High Speed Camera+4D TEM
Enabling Material Science with hls4ml
Background
4D Scanning Transmission Electron Microscopy (4D-STEM) is a powerful technique for atomic resolution imaging. One common imaging mode captures 2D diffraction images at each pixel position in real space. The direct electron detectors used can reach 4K resolution at frame rates up to 5000 frames-per-second. This has led to orders of magnitude increase in the volume and velocity of the data collected, creating challenges in how to efficiently extract actionable information.
Strategy
We propose and demonstrate a machine learning hardware implementation for real-time crystal structure, rotation, and strain detection in 4D-STEM by leveraging a novel deep neural network (DNN) called a cycle-consistent spatial-transforming autoencoder (CC-ST-AE) capable of learning affine transformations on real and simulation data.

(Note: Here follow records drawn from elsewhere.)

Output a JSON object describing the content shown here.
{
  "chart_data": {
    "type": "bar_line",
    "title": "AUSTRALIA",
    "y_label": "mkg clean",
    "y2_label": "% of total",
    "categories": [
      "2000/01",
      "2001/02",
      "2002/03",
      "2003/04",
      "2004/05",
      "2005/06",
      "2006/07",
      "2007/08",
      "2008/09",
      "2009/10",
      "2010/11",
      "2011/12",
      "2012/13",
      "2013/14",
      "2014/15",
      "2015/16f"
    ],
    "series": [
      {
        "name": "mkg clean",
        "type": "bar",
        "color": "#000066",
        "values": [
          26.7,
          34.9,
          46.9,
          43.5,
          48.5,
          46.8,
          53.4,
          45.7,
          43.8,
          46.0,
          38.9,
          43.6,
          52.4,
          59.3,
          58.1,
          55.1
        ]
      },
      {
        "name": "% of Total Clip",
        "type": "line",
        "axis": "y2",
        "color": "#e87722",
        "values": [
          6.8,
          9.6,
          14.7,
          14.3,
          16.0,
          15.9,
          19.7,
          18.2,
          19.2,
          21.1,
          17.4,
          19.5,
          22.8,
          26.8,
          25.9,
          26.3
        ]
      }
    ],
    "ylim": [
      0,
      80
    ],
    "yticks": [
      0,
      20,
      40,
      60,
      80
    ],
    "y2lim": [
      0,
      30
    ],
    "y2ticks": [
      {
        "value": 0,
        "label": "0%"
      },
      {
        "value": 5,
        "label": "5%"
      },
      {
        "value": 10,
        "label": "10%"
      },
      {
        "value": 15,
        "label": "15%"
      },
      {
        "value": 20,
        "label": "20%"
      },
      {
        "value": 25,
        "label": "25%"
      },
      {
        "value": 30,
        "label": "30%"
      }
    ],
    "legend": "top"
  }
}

We then use distillation to train a smaller, quantized, easily-deployable version of the model to enable real-time inference and high throughput.
Results
We use hls4ml to synthesize the distilled model and optimize the implementation to meet the required latency constraint of 100us. We then integrate the neural network in the readout path of the imaging system onboard a Euresys CoaXPress frame grabber to minimize IO-related overhead. This work provides a proof-of-concept for real-time crystal structure detection in 4D-STEM, significantly increasing the potential for fast materials characterization and discovery.